For instruction fine-tuning to adopt a specific tone or format, 500 to 1,000 high-quality examples are sufficient. For injecting complex new domain knowledge, you will need 2,000 to 10,000 highly diverse examples.

What is the difference between RAG and fine-tuning?

Retrieval-Augmented Generation (RAG) connects an AI to external documents to look up facts, making it better for rapidly changing data.

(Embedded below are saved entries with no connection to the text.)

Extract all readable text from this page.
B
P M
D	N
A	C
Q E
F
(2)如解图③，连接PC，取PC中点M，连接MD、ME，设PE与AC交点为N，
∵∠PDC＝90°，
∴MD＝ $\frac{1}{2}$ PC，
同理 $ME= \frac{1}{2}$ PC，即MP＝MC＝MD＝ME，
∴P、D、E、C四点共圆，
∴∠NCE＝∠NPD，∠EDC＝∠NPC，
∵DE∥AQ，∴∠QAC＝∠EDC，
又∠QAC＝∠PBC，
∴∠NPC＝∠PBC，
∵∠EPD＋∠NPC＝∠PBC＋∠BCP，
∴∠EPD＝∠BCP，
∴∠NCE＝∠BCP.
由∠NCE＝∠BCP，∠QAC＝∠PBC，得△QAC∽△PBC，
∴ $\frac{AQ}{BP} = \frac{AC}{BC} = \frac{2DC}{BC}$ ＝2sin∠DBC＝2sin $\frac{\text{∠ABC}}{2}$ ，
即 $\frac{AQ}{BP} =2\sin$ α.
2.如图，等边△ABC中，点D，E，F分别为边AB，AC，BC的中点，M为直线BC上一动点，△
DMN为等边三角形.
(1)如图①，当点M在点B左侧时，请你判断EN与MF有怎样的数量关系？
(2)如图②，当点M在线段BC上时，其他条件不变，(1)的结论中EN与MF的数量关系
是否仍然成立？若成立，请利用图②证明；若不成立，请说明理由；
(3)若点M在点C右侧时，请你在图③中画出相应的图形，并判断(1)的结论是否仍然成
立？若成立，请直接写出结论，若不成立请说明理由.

Fine-tuning bakes the knowledge and stylistic behavior directly into the model’s weights, making it faster and better at specific tasks but harder to update.

Why is my fine-tuned model outputting gibberish?

Gibberish output usually results from incorrect chat template formatting during training, using a learning rate that is too high, or failing to merge the LoRA adapters correctly with the exact base model version used during training.

How long does local fine-tuning take?

Training time depends heavily on dataset size and GPU hardware. Fine-tuning Llama 3 8B on 1,000 examples with an RTX 4090 using Unsloth typically takes less than 20 minutes. Older GPUs like the RTX 3060 may take 1 to 2 hours for the same task.